Ifeanyi Menkiti, Ka Osi Sọ Onye: African Philosophy in the Postmodern Era

I am now itching to read some more of his work (there is a list and I’m trying to be disciplined).


A companion to African philosophy – keeping this tab open!

Ka Osi Sọ Onye: African Philosophy in the Postmodern Era – found a couple of pages available online. Particularly taken with the concept of an okwucentric approach to philosophical discourse proposed by Jonathan Chimakonam. I think this provocation is so necessary to current discourse on how differently perceived realities can be bridged to ensure a public space that is malleable and resilient. I would also be really interested in a womanist/feminist (perhaps even queer although there are different interpretations of indigenous pre-Christian queerphobia) critique on the [potential for?] failure of an okwucentric approach within e.g. non-colonised Igbo society – yes the African perspective might be labelled as ‘communal’ but it is clear from various practices that that doesn’t necessarily translate to an equipartitioned dignity for different sub-communities/groups (e.g. women, the infertile etc.).

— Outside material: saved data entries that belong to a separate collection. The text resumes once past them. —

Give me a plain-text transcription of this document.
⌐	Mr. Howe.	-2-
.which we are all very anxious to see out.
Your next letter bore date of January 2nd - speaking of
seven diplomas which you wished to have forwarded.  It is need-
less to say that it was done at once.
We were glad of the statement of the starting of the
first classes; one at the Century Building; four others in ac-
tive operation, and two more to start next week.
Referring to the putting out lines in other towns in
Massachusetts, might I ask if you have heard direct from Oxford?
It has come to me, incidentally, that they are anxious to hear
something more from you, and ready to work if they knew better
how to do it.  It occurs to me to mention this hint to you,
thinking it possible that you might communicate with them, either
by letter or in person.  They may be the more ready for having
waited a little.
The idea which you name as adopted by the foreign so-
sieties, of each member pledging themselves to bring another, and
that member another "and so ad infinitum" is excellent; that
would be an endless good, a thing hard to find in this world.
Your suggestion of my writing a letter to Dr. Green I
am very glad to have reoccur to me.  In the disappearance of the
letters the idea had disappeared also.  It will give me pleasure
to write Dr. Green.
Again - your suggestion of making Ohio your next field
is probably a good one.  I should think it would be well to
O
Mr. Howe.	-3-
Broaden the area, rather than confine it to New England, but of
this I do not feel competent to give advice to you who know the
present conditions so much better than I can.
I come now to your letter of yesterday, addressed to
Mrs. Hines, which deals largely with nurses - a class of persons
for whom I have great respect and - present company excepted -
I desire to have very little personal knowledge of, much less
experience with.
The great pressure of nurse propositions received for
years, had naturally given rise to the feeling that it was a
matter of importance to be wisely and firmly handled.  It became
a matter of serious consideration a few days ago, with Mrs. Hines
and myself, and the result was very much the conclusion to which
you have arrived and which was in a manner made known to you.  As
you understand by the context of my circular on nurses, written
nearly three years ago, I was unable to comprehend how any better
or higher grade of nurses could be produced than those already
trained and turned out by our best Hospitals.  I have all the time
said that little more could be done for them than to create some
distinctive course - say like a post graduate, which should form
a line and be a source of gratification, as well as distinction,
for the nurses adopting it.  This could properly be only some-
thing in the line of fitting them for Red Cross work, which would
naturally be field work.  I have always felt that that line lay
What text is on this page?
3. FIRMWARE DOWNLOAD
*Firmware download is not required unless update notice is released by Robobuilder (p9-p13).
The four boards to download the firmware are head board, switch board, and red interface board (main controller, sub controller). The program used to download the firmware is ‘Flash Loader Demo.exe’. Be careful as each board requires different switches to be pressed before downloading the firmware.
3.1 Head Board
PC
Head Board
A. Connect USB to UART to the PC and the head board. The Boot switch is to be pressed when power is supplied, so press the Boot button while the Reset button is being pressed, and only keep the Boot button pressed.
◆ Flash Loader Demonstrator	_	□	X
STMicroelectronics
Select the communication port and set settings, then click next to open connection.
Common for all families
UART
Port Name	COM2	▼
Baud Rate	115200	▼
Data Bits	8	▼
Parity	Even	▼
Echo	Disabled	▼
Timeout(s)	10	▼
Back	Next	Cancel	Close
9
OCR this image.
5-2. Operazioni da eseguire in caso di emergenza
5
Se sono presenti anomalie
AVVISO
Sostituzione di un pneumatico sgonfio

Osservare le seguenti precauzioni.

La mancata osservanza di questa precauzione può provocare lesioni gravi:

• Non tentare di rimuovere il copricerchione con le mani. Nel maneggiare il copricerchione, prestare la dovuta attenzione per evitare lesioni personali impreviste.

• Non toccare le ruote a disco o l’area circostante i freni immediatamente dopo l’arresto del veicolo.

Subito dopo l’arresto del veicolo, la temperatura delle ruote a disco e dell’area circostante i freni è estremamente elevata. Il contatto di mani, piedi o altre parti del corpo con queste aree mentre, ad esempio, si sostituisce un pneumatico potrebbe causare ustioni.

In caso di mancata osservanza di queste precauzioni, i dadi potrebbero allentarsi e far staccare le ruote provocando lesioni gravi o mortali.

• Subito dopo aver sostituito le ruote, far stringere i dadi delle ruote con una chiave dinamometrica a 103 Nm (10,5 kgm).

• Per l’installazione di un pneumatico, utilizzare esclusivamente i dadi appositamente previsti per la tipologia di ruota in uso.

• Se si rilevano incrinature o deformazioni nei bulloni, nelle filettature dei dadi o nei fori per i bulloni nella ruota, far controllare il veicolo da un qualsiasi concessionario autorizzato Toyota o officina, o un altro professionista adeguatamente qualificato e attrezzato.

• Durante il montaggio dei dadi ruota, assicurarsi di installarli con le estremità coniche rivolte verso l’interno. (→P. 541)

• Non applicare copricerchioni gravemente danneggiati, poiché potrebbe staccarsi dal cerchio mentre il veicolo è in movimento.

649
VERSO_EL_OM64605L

Momoh’s Theory of Many-Many Truths as a Prototype of Postmodern Thinking in African Philosophy

Why Conversational Thinking Could be an Alternative Method for Intercultural Philosophy – might see if I have access to this via the museum. Probably not in which case, any downloads appreciated!

The method of African science: A philosophical evaluation – perhaps there’s something to be explored regarding parallels with how ‘science’ wa/is understood by Confucian cultures? Probably only a superficial similarity in terms of holistic ontological approaches.

The references are definitely worth checking out though!

Strange bedfellows? African Philosophy, Performance Studies and the Art of Disciplinary Transgression – something to be re-read for sure. Some useful insights for neo-mmanwu project.

Comparing Ancient Egyptian and Oromo Philosophy – another long read I’m keeping the tab open for. Thoughts to come!